Belzutifan induced strong responses in patients with von Hippel-Lindau disease-associated kidney cancer

MD Anderson-led Phase II study resulted in first FDA-approved therapy for VHL disease

Results from a Phase II trial led by researchers at The University of Texas MD Anderson Cancer Center showed that treatment with belzutifan, a small-molecule inhibitor of hypoxia-inducible factor (HIF)-2a, achieved strong clinical activity in patients with renal cell carcinomas (RCC) and non-renal cell carcinoma neoplasms associated with von Hippel-Lindau (VHL) disease. The study was published today in the New England Journal of Medicine.

The objective response rate in patients with RCC was 49% after a median follow-up of 21.8 months. Additionally, 92% of patients had a decrease in the size of their target lesions. At 24 months, the percentage of patients with progression-free survival was 96%.

Belzutifan, originally known as MK-6482, was approved by the Food and Drug Administration on Aug. 13, 2021 based on previously reported results from this trial. It is the first FDA-approved therapy for VHL disease.

“Patients with von Hippel-Lindau disease are at risk of developing several types of cancer and require repeated surgical procedures to manage their tumors,” said principal investigator Eric Jonasch, M.D., professor of Genitourinary Medical Oncology. “These results profoundly change the way we manage patients with VHL disease and will provide an impactful benefit to a majority of patients with VHL.”

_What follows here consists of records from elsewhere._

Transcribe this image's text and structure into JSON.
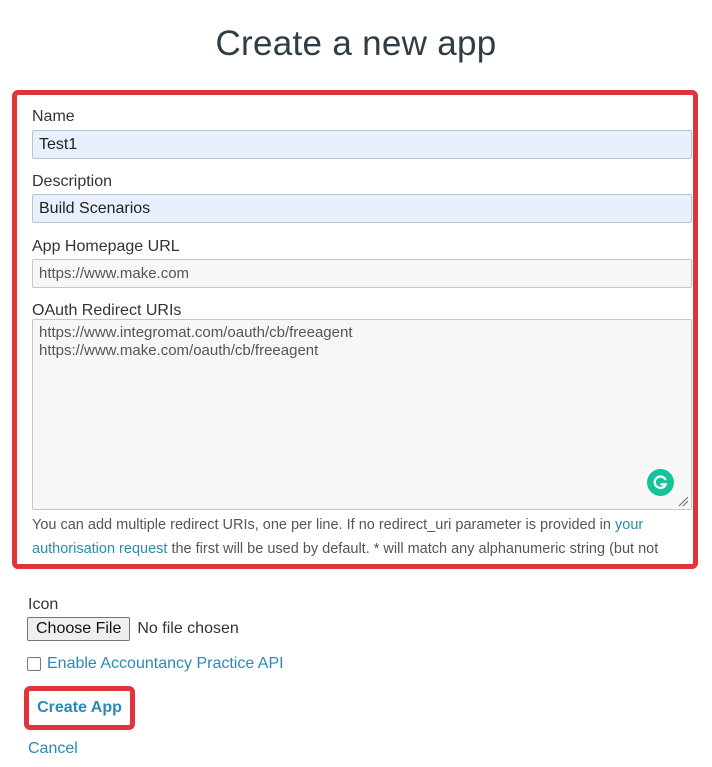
{
  "page": {
    "title": "Create a new app"
  },
  "form": {
    "name_label": "Name",
    "name_value": "Test1",
    "description_label": "Description",
    "description_value": "Build Scenarios",
    "homepage_label": "App Homepage URL",
    "homepage_value": "https://www.make.com",
    "redirect_label": "OAuth Redirect URIs",
    "redirect_value": "https://www.integromat.com/oauth/cb/freeagent\nhttps://www.make.com/oauth/cb/freeagent",
    "help_text_pre": "You can add multiple redirect URIs, one per line. If no redirect_uri parameter is provided in ",
    "help_link": "your authorisation request",
    "help_text_post": " the first will be used by default. * will match any alphanumeric string (but not dots/slashes etc)",
    "icon_label": "Icon",
    "choose_file_label": "Choose File",
    "file_status": "No file chosen",
    "accountancy_label": "Enable Accountancy Practice API",
    "accountancy_checked": false,
    "create_label": "Create App",
    "cancel_label": "Cancel"
  },
  "icons": {
    "grammarly": "grammarly-icon",
    "resize": "resize-grip-icon"
  },
  "colors": {
    "highlight": "#e0343c",
    "link": "#2a8ab3",
    "autofill": "#e8f0fe",
    "grammarly": "#15c39a"
  }
}
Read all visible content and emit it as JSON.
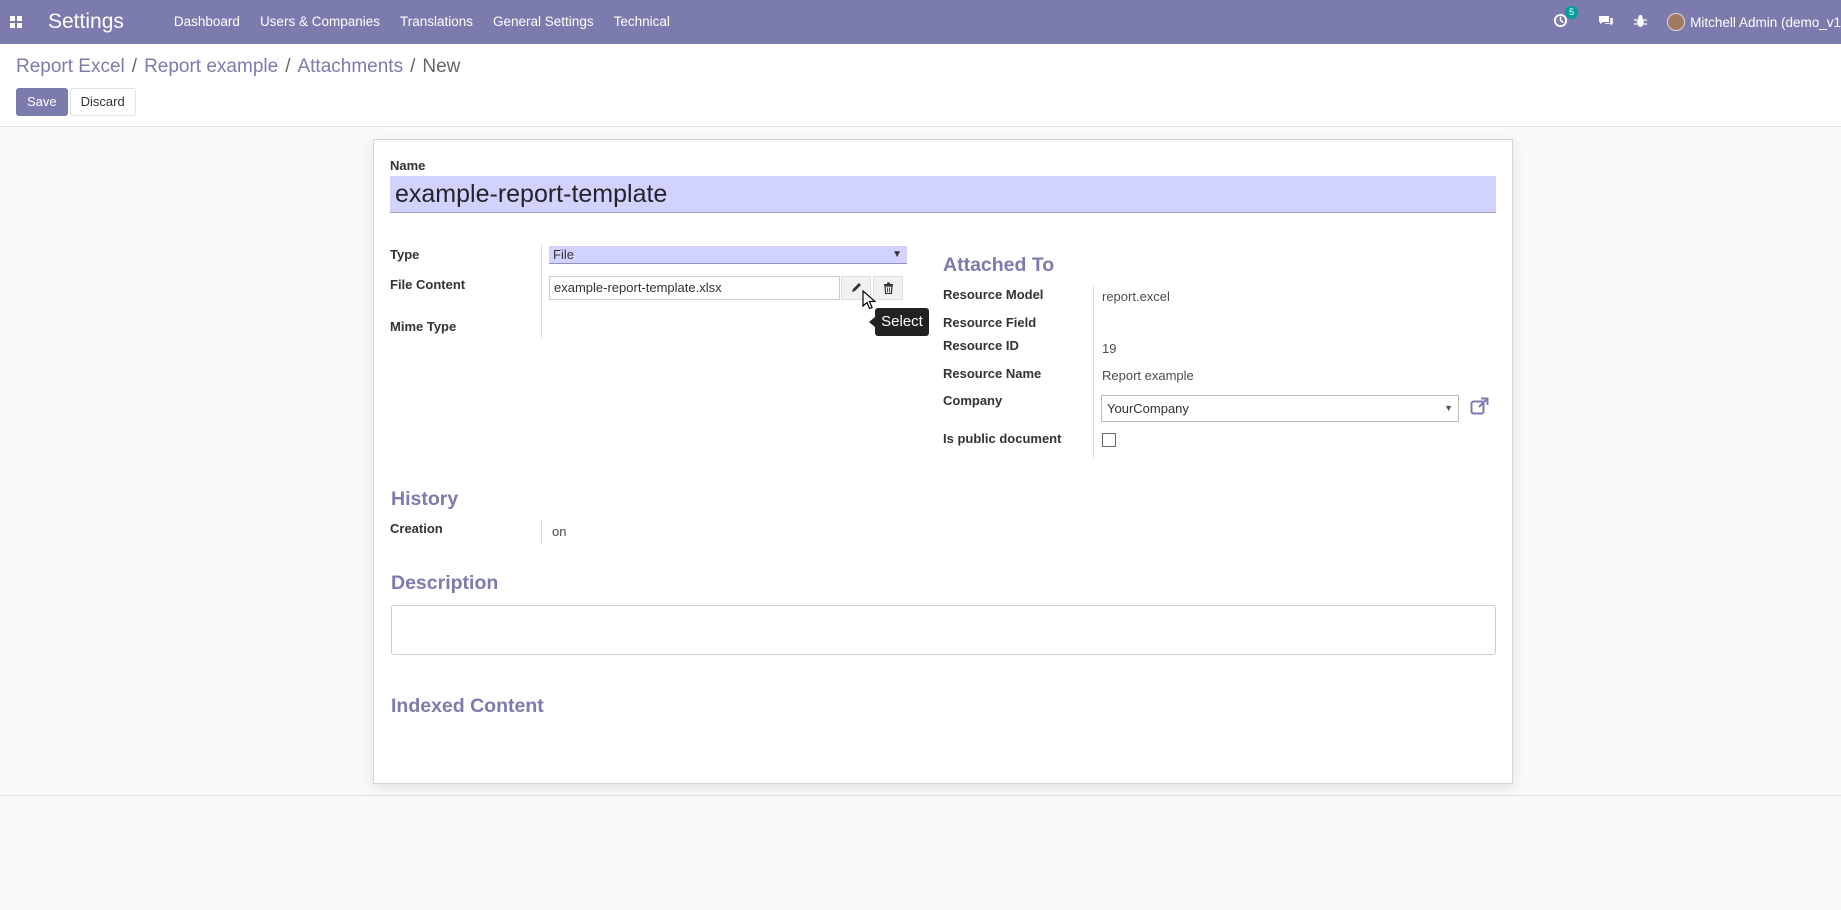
{
  "navbar": {
    "app_title": "Settings",
    "menu": [
      "Dashboard",
      "Users & Companies",
      "Translations",
      "General Settings",
      "Technical"
    ],
    "activity_count": "5",
    "user_name": "Mitchell Admin (demo_v1"
  },
  "breadcrumb": [
    "Report Excel",
    "Report example",
    "Attachments",
    "New"
  ],
  "buttons": {
    "save": "Save",
    "discard": "Discard"
  },
  "form": {
    "name_label": "Name",
    "name_value": "example-report-template",
    "type_label": "Type",
    "type_value": "File",
    "file_content_label": "File Content",
    "file_content_value": "example-report-template.xlsx",
    "mime_type_label": "Mime Type",
    "attached_to_title": "Attached To",
    "resource_model_label": "Resource Model",
    "resource_model_value": "report.excel",
    "resource_field_label": "Resource Field",
    "resource_id_label": "Resource ID",
    "resource_id_value": "19",
    "resource_name_label": "Resource Name",
    "resource_name_value": "Report example",
    "company_label": "Company",
    "company_value": "YourCompany",
    "is_public_label": "Is public document",
    "history_title": "History",
    "creation_label": "Creation",
    "creation_value": "on",
    "description_title": "Description",
    "indexed_content_title": "Indexed Content"
  },
  "tooltip": "Select",
  "colors": {
    "brand": "#7c7bad",
    "required_field": "#d2d2ff"
  }
}
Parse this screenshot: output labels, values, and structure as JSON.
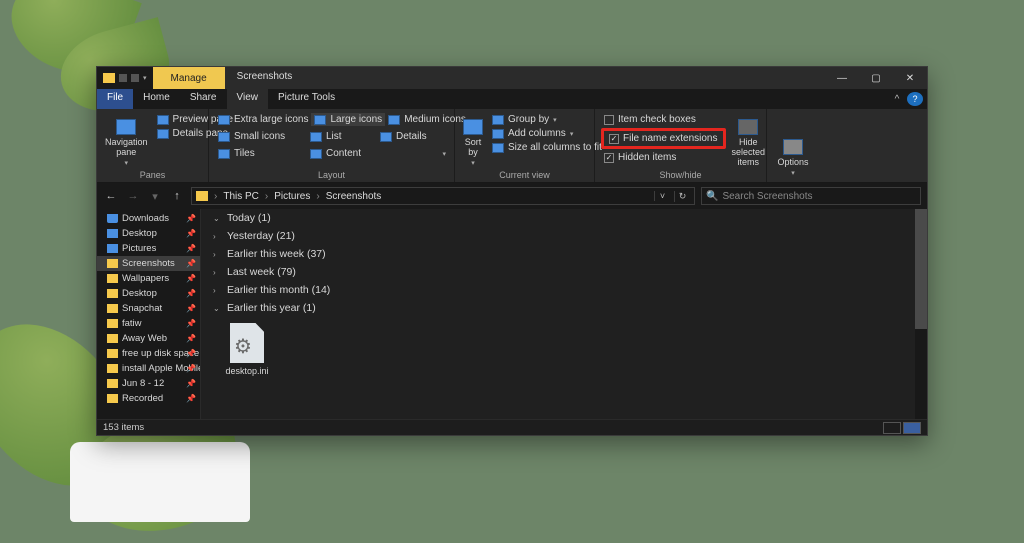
{
  "titlebar": {
    "context_tab": "Manage",
    "title": "Screenshots"
  },
  "menubar": {
    "file": "File",
    "tabs": [
      "Home",
      "Share",
      "View"
    ],
    "active_index": 2,
    "context_tool": "Picture Tools"
  },
  "ribbon": {
    "panes": {
      "label": "Panes",
      "nav": "Navigation pane",
      "preview": "Preview pane",
      "details": "Details pane"
    },
    "layout": {
      "label": "Layout",
      "items": [
        "Extra large icons",
        "Large icons",
        "Medium icons",
        "Small icons",
        "List",
        "Details",
        "Tiles",
        "Content"
      ],
      "selected_index": 1
    },
    "current_view": {
      "label": "Current view",
      "sort": "Sort by",
      "group": "Group by",
      "add_cols": "Add columns",
      "size_cols": "Size all columns to fit"
    },
    "showhide": {
      "label": "Show/hide",
      "item_check": "Item check boxes",
      "ext": "File name extensions",
      "hidden": "Hidden items",
      "hide_sel": "Hide selected items",
      "item_check_checked": false,
      "ext_checked": true,
      "hidden_checked": true
    },
    "options": "Options"
  },
  "address": {
    "crumbs": [
      "This PC",
      "Pictures",
      "Screenshots"
    ]
  },
  "search": {
    "placeholder": "Search Screenshots"
  },
  "tree": [
    {
      "label": "Downloads",
      "pinned": true,
      "kind": "dl"
    },
    {
      "label": "Desktop",
      "pinned": true,
      "kind": "blue"
    },
    {
      "label": "Pictures",
      "pinned": true,
      "kind": "blue"
    },
    {
      "label": "Screenshots",
      "pinned": true,
      "kind": "folder",
      "active": true
    },
    {
      "label": "Wallpapers",
      "pinned": true,
      "kind": "folder"
    },
    {
      "label": "Desktop",
      "pinned": true,
      "kind": "folder"
    },
    {
      "label": "Snapchat",
      "pinned": true,
      "kind": "folder"
    },
    {
      "label": "fatiw",
      "pinned": true,
      "kind": "folder"
    },
    {
      "label": "Away Web",
      "pinned": true,
      "kind": "folder"
    },
    {
      "label": "free up disk space",
      "pinned": true,
      "kind": "folder"
    },
    {
      "label": "install Apple Mobile",
      "pinned": true,
      "kind": "folder"
    },
    {
      "label": "Jun 8 - 12",
      "pinned": true,
      "kind": "folder"
    },
    {
      "label": "Recorded",
      "pinned": true,
      "kind": "folder"
    }
  ],
  "groups": [
    {
      "label": "Today (1)",
      "expanded": true
    },
    {
      "label": "Yesterday (21)",
      "expanded": false
    },
    {
      "label": "Earlier this week (37)",
      "expanded": false
    },
    {
      "label": "Last week (79)",
      "expanded": false
    },
    {
      "label": "Earlier this month (14)",
      "expanded": false
    },
    {
      "label": "Earlier this year (1)",
      "expanded": true
    }
  ],
  "visible_file": {
    "name": "desktop.ini"
  },
  "status": {
    "items": "153 items"
  }
}
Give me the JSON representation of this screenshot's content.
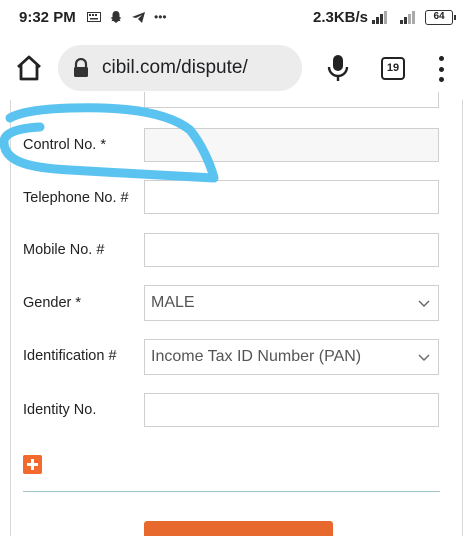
{
  "status_bar": {
    "time": "9:32 PM",
    "notification_icons": [
      "keyboard-icon",
      "snapchat-icon",
      "telegram-icon",
      "more-notifications-icon"
    ],
    "network_speed": "2.3KB/s",
    "battery": "64"
  },
  "browser": {
    "url": "cibil.com/dispute/",
    "tab_count": "19"
  },
  "form": {
    "control_no_label": "Control No. *",
    "telephone_label": "Telephone No. #",
    "mobile_label": "Mobile No. #",
    "gender_label": "Gender *",
    "gender_value": "MALE",
    "identification_label": "Identification #",
    "identification_value": "Income Tax ID Number (PAN)",
    "identity_no_label": "Identity No."
  },
  "colors": {
    "annotation": "#5bc3ef",
    "accent": "#f26a2e",
    "submit": "#e8692e",
    "divider": "#9fc6c9"
  }
}
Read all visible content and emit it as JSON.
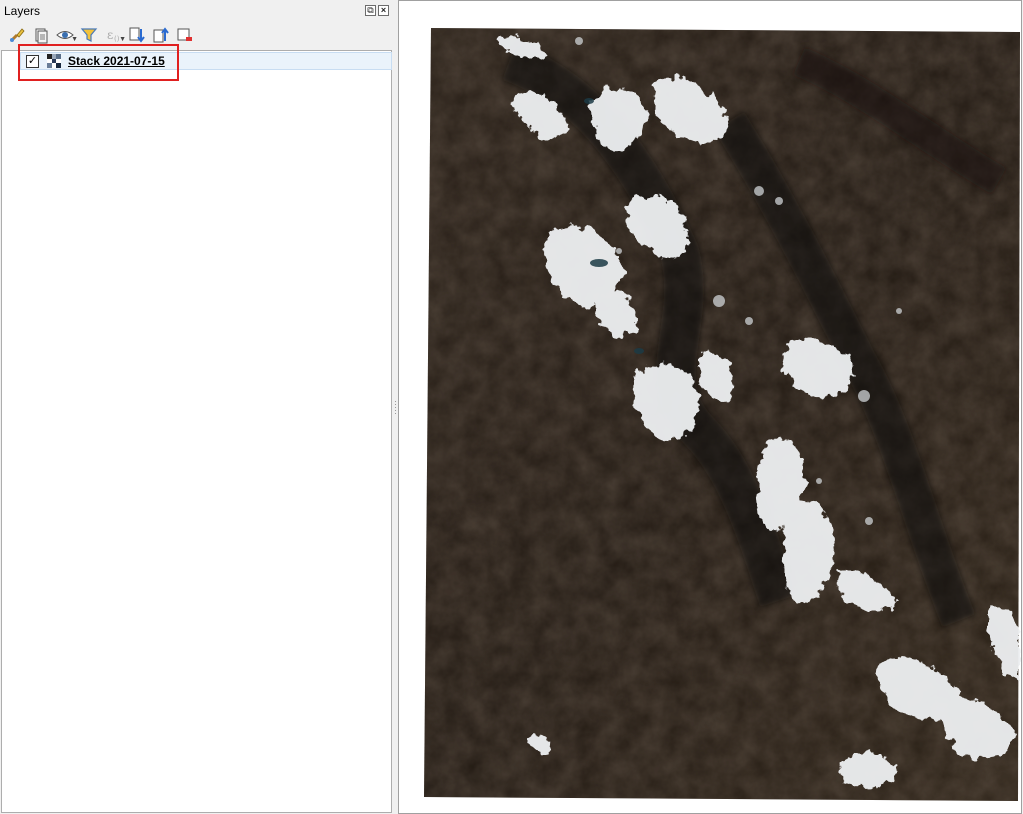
{
  "layers_panel": {
    "title": "Layers",
    "float_icon": "float-icon",
    "close_icon": "close-icon",
    "toolbar": [
      {
        "name": "style-manager-icon",
        "tooltip": "Open Layer Styling Panel"
      },
      {
        "name": "add-group-icon",
        "tooltip": "Add Group"
      },
      {
        "name": "visibility-eye-icon",
        "tooltip": "Manage Map Themes"
      },
      {
        "name": "filter-icon",
        "tooltip": "Filter Legend"
      },
      {
        "name": "filter-expression-icon",
        "tooltip": "Filter by Expression"
      },
      {
        "name": "expand-all-icon",
        "tooltip": "Expand All"
      },
      {
        "name": "collapse-all-icon",
        "tooltip": "Collapse All"
      },
      {
        "name": "remove-layer-icon",
        "tooltip": "Remove Layer"
      }
    ],
    "layers": [
      {
        "name": "Stack 2021-07-15",
        "checked": true,
        "type_icon": "raster-icon"
      }
    ]
  },
  "map_canvas": {
    "content": "satellite-raster-image",
    "colors": {
      "background": "#ffffff",
      "terrain": "#2b2119",
      "snow": "#eef0f2"
    }
  },
  "annotation": {
    "highlight_color": "#e02020"
  }
}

Treatment for VHL disease-associated cancers represents a significant unmet need

VHL disease is caused by a rare inherited mutation of the VHL gene and is associated with tumors forming in multiple organs. Some of these tumors are benign, but they can grow and cause damage to organs. VHL also can cause cancerous tumors in the kidney or pancreas. RCC affects approximately 40% of people with VHL disease and is one of the most common causes of disease-related death in these patients.

The VHL mutation causes cells to lose their ability to properly respond to oxygen levels, leading to a buildup of HIF proteins. This process incorrectly signals that the cells are starved of oxygen, causing the formation of blood vessels and driving tumor growth. Inactivation of the VHL tumor-suppressor protein also is observed in more than 90% of sporadic RCC tumors. Belzutifan directly targets HIF-2a, hindering cancer cell growth, spread and abnormal blood vessel development.

Treatment of VHL disease-associated renal tumors consists of active surveillance until surgery is required for tumors larger than 3 cm to prevent metastatic disease. Repeated surgical procedures can carry significant complications, as many patients develop renal insufficiency. Surgery will not cure VHL disease in patients with RCC, but it is intended to prevent death from metastatic kidney cancer.

“Half of the patients in this trial had an objective response and almost all patients saw a decrease in the size of their lesions,” Jonasch said. “Patients with VHL are able to have a better quality of life as this therapy can delay or avoid the need for surgery.”

Trial suggests promising new treatment options for VHL-associated kidney cancer

The single-arm clinical trial enrolled 61 patients at 11 centers in the United States, Denmark, France and the United Kingdom. The study enrolled adult patients with a germline mutation diagnosis of VHL disease, no prior systemic cancer therapy, measurable non-metastatic RCC tumors and Eastern Cooperative Oncology Group (ECOG) performance status of 0 or 1.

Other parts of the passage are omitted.